БОЛЕЗНЬ НИКИЯ И ГИБЕЛЬ ЛАМАХА
Примерно тогда же Никий слег с болезнью почек, которая будет мучить его до самой смерти. Вероятно, он был нездоров уже в то время, когда планировалась неожиданная вылазка, так как ее дерзость и стремительность выдают почерк Ламаха. На следующий день после набега афиняне приступили к постройке южного участка своей осадной стены, от «кругообразного укрепления» на Эпиполах до Большой гавани, расположенной к югу от города. В случае успешного завершения строительства в окружении оказывалась основная часть Сиракуз, а афиняне получали возможность перевести свой флот из Фапса, откуда им приходилось доставлять припасы до Эпилол по суше, на безопасную якорную стоянку в Большой гавани.
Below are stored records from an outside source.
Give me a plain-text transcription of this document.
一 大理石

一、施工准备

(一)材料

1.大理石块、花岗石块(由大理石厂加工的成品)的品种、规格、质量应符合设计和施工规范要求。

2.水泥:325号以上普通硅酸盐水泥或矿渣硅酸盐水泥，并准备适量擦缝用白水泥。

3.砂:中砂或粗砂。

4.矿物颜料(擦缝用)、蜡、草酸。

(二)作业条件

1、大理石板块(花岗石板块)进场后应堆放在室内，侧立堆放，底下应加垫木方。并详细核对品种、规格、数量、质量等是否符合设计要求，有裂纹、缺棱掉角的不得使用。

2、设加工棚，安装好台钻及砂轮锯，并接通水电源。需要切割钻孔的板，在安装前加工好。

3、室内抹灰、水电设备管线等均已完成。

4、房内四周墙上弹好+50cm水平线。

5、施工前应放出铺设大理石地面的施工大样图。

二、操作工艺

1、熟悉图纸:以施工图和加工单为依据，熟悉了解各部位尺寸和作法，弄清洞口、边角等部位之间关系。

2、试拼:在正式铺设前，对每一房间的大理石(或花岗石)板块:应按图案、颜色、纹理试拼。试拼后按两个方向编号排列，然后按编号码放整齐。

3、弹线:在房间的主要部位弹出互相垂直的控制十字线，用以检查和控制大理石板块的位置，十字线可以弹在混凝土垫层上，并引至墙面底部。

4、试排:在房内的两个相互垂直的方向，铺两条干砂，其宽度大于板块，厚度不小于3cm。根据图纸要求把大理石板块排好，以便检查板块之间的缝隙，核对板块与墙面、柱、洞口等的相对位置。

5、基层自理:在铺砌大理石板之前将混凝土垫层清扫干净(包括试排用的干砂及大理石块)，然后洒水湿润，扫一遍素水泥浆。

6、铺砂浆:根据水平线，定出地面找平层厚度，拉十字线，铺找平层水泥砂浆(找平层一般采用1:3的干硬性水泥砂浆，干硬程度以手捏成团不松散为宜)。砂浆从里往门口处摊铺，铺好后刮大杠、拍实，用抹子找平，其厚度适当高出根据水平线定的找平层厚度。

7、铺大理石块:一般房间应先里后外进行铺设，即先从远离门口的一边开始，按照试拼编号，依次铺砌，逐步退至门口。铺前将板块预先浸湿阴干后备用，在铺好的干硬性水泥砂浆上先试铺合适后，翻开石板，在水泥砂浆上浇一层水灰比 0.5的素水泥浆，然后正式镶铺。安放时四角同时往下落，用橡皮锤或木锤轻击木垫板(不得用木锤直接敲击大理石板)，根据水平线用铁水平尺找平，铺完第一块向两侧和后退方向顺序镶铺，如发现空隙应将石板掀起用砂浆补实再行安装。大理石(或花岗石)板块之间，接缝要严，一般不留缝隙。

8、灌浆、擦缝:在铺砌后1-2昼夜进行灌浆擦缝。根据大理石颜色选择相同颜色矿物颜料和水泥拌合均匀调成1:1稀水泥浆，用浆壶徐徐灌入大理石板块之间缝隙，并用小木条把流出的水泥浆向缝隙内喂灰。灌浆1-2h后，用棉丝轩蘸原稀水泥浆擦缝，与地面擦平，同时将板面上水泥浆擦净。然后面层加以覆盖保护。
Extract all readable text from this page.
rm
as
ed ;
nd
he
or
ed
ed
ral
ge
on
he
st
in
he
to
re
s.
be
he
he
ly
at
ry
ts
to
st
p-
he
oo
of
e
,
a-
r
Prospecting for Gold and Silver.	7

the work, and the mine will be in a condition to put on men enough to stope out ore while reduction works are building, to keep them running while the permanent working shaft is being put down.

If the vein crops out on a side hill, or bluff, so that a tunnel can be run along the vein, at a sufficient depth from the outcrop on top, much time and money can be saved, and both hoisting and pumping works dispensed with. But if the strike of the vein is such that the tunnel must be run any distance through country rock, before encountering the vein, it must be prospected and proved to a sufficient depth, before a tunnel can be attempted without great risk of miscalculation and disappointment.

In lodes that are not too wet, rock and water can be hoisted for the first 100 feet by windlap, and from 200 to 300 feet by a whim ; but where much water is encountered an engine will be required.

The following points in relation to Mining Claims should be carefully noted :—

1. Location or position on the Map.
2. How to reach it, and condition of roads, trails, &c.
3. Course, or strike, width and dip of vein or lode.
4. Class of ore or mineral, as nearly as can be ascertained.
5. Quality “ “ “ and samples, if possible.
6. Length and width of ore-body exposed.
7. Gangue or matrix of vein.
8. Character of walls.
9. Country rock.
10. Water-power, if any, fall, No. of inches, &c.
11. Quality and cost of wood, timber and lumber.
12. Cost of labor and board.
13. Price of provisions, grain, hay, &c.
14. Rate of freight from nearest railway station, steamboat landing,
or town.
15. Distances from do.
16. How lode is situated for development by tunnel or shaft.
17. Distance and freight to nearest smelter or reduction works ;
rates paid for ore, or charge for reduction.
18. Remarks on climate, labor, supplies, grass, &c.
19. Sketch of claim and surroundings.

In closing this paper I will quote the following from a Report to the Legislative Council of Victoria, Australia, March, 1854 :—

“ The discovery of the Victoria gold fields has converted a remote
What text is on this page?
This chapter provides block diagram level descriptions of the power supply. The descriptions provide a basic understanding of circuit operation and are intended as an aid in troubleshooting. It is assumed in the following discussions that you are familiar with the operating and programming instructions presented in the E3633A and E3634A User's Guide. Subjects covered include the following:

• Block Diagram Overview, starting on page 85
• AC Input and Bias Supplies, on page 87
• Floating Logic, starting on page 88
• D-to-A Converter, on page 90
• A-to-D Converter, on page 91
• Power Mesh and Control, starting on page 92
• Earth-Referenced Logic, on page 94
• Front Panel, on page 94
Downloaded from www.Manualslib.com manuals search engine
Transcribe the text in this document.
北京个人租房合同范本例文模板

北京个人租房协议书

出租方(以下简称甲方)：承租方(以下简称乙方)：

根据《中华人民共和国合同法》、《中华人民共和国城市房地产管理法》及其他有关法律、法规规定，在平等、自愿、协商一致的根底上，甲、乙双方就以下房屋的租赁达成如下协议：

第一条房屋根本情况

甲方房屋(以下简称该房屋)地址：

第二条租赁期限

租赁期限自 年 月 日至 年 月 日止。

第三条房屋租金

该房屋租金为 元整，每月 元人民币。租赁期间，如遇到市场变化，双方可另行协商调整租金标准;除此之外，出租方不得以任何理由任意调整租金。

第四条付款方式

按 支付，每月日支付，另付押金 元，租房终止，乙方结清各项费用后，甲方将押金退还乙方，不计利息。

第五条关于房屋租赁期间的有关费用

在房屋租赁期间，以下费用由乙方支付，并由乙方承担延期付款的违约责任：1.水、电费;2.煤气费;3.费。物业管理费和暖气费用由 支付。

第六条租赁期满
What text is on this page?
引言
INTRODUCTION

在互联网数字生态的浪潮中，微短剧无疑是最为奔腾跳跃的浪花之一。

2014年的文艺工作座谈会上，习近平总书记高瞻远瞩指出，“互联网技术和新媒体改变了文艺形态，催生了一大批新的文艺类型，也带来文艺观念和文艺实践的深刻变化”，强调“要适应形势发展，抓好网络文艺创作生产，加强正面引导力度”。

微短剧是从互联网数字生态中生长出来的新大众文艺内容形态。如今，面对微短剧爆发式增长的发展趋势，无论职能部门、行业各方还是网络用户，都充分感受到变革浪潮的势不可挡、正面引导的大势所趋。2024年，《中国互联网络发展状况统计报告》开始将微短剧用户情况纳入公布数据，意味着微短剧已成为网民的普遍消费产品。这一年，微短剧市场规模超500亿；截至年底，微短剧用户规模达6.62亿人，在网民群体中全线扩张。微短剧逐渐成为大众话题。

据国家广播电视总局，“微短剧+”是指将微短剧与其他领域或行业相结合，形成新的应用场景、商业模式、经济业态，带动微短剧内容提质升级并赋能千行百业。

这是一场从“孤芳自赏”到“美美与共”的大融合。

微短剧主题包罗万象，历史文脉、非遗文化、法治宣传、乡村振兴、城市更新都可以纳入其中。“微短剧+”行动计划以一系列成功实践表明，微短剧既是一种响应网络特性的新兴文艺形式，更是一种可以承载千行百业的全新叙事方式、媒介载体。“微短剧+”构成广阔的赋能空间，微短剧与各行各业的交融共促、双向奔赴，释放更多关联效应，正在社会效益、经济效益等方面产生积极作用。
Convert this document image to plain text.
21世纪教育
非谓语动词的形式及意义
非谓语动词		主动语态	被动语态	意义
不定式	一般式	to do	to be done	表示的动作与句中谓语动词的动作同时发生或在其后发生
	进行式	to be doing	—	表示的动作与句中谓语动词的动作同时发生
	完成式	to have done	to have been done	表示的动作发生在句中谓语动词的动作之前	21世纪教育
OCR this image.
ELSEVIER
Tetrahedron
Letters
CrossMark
Без этой стены сухопутному войску афинян пришлось бы разделиться для защиты афинского флота на побережье Большой гавани, что было очень опасно.
Это новое строительство сильно встревожило сиракузян, и они тут же принялись сооружать еще одну поперечную стену через Лисимилейское болото. Тем временем афиняне уже протянули свою стену до края возвышенности и готовились к новой атаке, на этот раз одновременно с суши и с моря. Они завели свой флот в Большую гавань и спустились с Эпипол на равнину. Там афиняне прошли через болото, положив широкие доски и двери на самые твердые его участки, и вновь застали сиракузян врасплох. Атака расколола сиракузское войско надвое. Его правое крыло укрылось в городе, а левое отступило к реке Анап. Пока они бежали к мосту, триста отборных афинских воинов ринулись вперед, чтобы преградить им путь, но у реки их ожидала сиракузская конница. Вместе с гоплитами она ударила по отряду из трехсот афинян, обратила их в бегство, а затем обрушилась на правое крыло основного афинского войска. Это крыло у фаланги всегда наиболее уязвимо, особенно в случае совместной атаки пехоты и конницы, так что передовые силы афинян запаниковали. Смелый и решительный Ламах, стоявший на противоположном левом фланге, поспешил на помощь. Ему удалось выровнять строй, но сам он, оказавшись отрезанным от основных сил каким-то рвом и имея при себе всего несколько воинов, пал в бою. Забрав с собой его тело, сиракузяне отступили через реку к своей крепости в Олимпейоне. Победа далась афинянам дорогой ценой, ведь единственным их командующим остался страдающий от недуга Никий. Им будет очень недоставать умения и отваги Ламаха.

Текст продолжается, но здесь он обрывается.